C’est un sujet que j’aurais aimé creuser davantage mais le temps manque. Je peux cependant d’ores et déjà tenter de citer certaines des réticences ou critiques que j’ai perçues ou entendues au cours de mes rencontres et leurs implications potentielles :

Les premières réflexions sur la question me sont apparues lors d’une discussion avec le collègue kurde – qu’on appellera Ajar – d’un homme – qu’on appellera Barzan – que j’ai rencontré dans une association du Blosne. Barzan m’a semblé relativement méfiant et peu confiant à mon égard et à l’égard de ce que je représentais peut-être à ses yeux. La langue a pu jouer un rôle important, il me semble, dans le fait qu’il ait d’abord accepté (ou qu’il ne soit pas parvenu à exprimer son refus) puis qu’il ait finalement abandonné. Barzan est effectivement en France depuis peu, et me semblait en insécurité linguistique lorsque nous échangions. Malgré les cours qu’il prend et ses compétences linguistiques, que j’ai pu observer, Il passait généralement par sa belle-sœur ou son ami pour communiquer en français avec moi. Peut-être aussi lui ai-je mal expliqué le projet, peut-être n’ai-je pas réussi à lui faire entendre l’intérêt de celui-ci, ou peut-être n’avait-il effectivement que peu d’intérêt à y participer, en tout cas moins que j’en avais à ajouter un participant à ma liste.
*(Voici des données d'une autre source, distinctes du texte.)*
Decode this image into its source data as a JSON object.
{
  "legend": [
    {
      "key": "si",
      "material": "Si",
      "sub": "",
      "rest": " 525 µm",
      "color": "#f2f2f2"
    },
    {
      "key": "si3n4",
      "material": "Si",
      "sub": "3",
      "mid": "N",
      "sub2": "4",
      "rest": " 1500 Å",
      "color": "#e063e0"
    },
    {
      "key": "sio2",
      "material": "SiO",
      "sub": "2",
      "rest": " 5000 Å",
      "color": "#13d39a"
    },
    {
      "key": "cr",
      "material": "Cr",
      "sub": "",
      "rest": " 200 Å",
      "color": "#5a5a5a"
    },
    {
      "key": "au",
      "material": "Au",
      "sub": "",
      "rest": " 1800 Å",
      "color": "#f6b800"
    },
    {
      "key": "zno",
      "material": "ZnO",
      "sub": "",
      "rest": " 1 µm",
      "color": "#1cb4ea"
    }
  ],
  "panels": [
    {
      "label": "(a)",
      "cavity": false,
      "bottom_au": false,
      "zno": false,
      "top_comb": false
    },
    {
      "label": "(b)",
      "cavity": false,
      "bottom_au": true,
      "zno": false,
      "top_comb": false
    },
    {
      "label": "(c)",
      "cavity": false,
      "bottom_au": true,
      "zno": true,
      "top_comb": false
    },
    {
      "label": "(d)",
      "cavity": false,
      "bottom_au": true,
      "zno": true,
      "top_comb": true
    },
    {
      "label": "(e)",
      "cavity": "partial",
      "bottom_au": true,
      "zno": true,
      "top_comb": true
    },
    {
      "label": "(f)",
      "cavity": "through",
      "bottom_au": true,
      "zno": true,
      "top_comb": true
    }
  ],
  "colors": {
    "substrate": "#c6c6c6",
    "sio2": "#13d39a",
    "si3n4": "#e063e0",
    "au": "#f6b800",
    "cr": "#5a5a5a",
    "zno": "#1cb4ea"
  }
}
Son ami Ajar, à qui j’ai aussi proposé de participer, m’a ainsi expliqué qu’ils avaient peu de temps à me consacrer, car ils étaient très occupés dans le restaurant où ils travaillent tous les deux. Cette réponse légitime m’a cependant paru peu concluante puisque nous avions déjà largement et efficacement commencé la lettre avec Barzan et qu’elle aurait pu s’achever rapidement. Durant la seule séance d’écriture, je sentais que sa belle-soeur essayait de la motiver mais que lui n’avait pas vraiment envie. Plus qu’à écrire une lettre, il m’avait surtout invité à boire le thé, à discuter, et me l’a proposé à nouveau depuis.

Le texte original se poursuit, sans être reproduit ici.